Repairing Replicas in Leaderless Systems
In leaderless replication, nodes can temporarily go down, miss writes, and fall out of sync. Three mechanisms ensure replicas eventually converge: hinted handoff, read repair, and anti-entropy with Merkle trees.
Hinted Handoff
When a write targets node C but node C is down, another node (say node D) can temporarily store the write along with a hint: "this data belongs on node C." Node D is not normally responsible for this key—it is just holding the data temporarily.
When node C comes back online, node D detects this (via gossip protocol or heartbeat) and forwards the stored writes to node C. Once node C confirms receipt, node D deletes the hint. This ensures that writes are not lost during temporary outages, even when using sloppy quorums.
Important limitation: Hinted handoff provides durability, not consistency. Until the hint is delivered, node C is missing data. If node D also fails before delivering the hint, the data is lost (unless other replicas have it).
Read Repair
During a normal quorum read, the coordinator contacts R nodes and compares their responses. If some nodes return stale values (older version numbers), the coordinator sends the latest value to those stale nodes after returning the result to the client.
Read repair is opportunistic: it only fixes data that is actually read. Infrequently-accessed keys may remain inconsistent indefinitely. This is why anti-entropy is also needed.

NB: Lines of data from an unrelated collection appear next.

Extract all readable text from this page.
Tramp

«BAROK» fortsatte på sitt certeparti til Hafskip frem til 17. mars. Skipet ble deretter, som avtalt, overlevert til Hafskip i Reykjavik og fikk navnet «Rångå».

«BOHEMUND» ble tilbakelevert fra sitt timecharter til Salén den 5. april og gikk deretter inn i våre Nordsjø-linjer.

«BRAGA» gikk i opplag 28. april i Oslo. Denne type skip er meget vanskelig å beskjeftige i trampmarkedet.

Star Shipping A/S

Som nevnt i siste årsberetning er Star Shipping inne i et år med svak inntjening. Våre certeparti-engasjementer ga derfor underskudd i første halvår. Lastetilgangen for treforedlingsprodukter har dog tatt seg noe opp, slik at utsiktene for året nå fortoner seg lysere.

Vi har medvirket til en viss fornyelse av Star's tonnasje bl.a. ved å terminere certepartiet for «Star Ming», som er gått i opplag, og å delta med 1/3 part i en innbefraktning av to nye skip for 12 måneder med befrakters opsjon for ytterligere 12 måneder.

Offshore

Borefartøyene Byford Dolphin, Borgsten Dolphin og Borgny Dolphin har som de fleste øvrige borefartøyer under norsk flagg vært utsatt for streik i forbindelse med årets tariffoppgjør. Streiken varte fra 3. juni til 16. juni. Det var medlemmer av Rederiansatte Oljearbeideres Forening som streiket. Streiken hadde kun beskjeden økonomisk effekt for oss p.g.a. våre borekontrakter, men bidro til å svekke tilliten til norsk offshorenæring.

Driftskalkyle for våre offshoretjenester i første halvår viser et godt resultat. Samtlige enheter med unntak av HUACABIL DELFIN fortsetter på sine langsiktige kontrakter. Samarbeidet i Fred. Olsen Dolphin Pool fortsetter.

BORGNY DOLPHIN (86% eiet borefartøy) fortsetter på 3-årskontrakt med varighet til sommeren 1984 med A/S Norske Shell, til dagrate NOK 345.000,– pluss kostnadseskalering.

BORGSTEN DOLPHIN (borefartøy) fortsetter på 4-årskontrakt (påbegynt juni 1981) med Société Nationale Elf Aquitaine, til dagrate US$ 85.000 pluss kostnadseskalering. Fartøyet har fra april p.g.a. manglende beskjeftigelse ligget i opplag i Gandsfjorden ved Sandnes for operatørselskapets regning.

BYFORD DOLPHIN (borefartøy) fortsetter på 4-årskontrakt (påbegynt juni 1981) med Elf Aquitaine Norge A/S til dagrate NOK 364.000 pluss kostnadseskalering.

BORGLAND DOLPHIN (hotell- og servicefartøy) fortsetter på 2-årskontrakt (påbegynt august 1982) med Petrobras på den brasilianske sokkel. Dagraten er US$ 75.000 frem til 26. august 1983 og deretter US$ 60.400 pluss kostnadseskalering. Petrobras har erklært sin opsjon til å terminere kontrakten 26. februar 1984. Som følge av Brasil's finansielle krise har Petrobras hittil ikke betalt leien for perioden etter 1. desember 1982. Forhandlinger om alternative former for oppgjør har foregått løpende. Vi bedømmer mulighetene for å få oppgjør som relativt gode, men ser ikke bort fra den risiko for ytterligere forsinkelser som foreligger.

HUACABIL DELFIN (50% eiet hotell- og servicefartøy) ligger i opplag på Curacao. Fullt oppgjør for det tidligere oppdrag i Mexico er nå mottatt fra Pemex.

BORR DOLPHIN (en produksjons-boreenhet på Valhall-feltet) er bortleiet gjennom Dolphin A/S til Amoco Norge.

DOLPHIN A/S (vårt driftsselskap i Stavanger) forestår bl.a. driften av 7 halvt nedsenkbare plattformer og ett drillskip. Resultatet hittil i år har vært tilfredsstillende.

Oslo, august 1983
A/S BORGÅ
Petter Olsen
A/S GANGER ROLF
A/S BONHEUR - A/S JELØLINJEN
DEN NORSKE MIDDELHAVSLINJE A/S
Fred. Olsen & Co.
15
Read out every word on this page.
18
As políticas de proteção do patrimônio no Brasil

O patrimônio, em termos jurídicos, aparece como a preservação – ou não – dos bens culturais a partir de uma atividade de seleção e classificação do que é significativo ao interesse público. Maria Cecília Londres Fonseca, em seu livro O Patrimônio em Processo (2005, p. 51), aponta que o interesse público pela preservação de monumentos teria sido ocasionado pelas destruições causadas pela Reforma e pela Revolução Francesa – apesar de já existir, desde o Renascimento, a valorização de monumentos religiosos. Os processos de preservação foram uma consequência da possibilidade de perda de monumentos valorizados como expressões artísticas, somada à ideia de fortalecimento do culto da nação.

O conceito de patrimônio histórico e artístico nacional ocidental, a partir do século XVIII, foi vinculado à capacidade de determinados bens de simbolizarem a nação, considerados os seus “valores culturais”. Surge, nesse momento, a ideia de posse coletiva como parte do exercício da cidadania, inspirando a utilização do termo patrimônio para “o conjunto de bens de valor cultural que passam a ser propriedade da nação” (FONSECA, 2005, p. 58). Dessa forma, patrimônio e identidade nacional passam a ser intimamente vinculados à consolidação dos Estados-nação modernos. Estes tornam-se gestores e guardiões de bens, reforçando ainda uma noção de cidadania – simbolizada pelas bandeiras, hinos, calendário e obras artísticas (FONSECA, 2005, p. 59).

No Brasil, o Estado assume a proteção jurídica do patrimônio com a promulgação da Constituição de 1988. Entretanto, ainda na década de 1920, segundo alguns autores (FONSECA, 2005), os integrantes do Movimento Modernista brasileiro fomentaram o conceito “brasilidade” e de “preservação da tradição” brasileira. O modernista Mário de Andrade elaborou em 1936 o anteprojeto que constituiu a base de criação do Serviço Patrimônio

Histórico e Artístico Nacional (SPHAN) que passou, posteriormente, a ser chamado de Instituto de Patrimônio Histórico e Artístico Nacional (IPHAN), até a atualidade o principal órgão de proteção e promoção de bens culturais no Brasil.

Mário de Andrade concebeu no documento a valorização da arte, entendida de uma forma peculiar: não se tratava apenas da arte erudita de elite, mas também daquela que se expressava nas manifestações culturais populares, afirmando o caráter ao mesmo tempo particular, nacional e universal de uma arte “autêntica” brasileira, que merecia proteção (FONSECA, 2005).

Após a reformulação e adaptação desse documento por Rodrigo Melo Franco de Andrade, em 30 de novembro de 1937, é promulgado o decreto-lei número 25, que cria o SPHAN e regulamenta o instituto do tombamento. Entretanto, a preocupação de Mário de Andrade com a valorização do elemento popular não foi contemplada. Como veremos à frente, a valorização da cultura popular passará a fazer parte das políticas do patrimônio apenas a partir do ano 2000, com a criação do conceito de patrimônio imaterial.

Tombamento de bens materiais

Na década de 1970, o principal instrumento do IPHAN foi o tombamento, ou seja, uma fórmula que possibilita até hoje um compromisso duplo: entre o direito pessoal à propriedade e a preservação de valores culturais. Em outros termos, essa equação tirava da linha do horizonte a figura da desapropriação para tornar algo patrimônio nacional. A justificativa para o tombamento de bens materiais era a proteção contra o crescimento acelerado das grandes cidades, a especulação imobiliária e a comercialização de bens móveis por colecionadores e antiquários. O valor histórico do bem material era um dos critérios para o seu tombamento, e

Anti-Entropy with Merkle Trees
A Merkle tree (hash tree) is used to efficiently detect which key ranges are inconsistent between two replicas. Each leaf node is the hash of a key-value pair. Parent nodes are hashes of their children. The root hash summarizes the entire dataset.
To compare two replicas:
- Exchange root hashes. If they match, the replicas are identical—done.
- If roots differ, exchange hashes of child nodes. Only descend into subtrees where hashes differ.
- Continue recursively until the divergent key ranges are identified.
- Synchronize only the differing keys.
This is dramatically more efficient than comparing every key. For a dataset with millions of keys, you might only need to exchange a few hundred hashes to find the 10 keys that differ. Cassandra rebuilds Merkle trees periodically and uses them during anti-entropy repair (nodetool repair).
Real-Life: Cassandra Repair and DynamoDB
Cassandra anti-entropy repair:
- Administrators run
nodetool repairperiodically (recommended at least once within thegc_grace_secondswindow, typically 10 days). - The repair process builds Merkle trees for each token range, compares them between replicas, and streams the differing data.
- Incremental repair (since Cassandra 2.1): only SSTables written since the last repair are included, dramatically reducing the data compared.
- Sub-range repair: repair specific token ranges instead of the entire dataset, reducing the scope of each operation.
DynamoDB:
- Uses a similar anti-entropy mechanism internally, but it is fully managed—users never run repair manually.
- DynamoDB also implements hinted handoff within its storage nodes to handle temporary failures across Availability Zones.
Riak:
- Active anti-entropy (AAE) runs continuously in the background, building and comparing Merkle trees between replicas.
- Read repair is enabled by default: every read compares values across replicas and triggers repair if they disagree.
- Hinted handoff: Riak stores hints in a dedicated on-disk "hintlog" to survive coordinator restarts.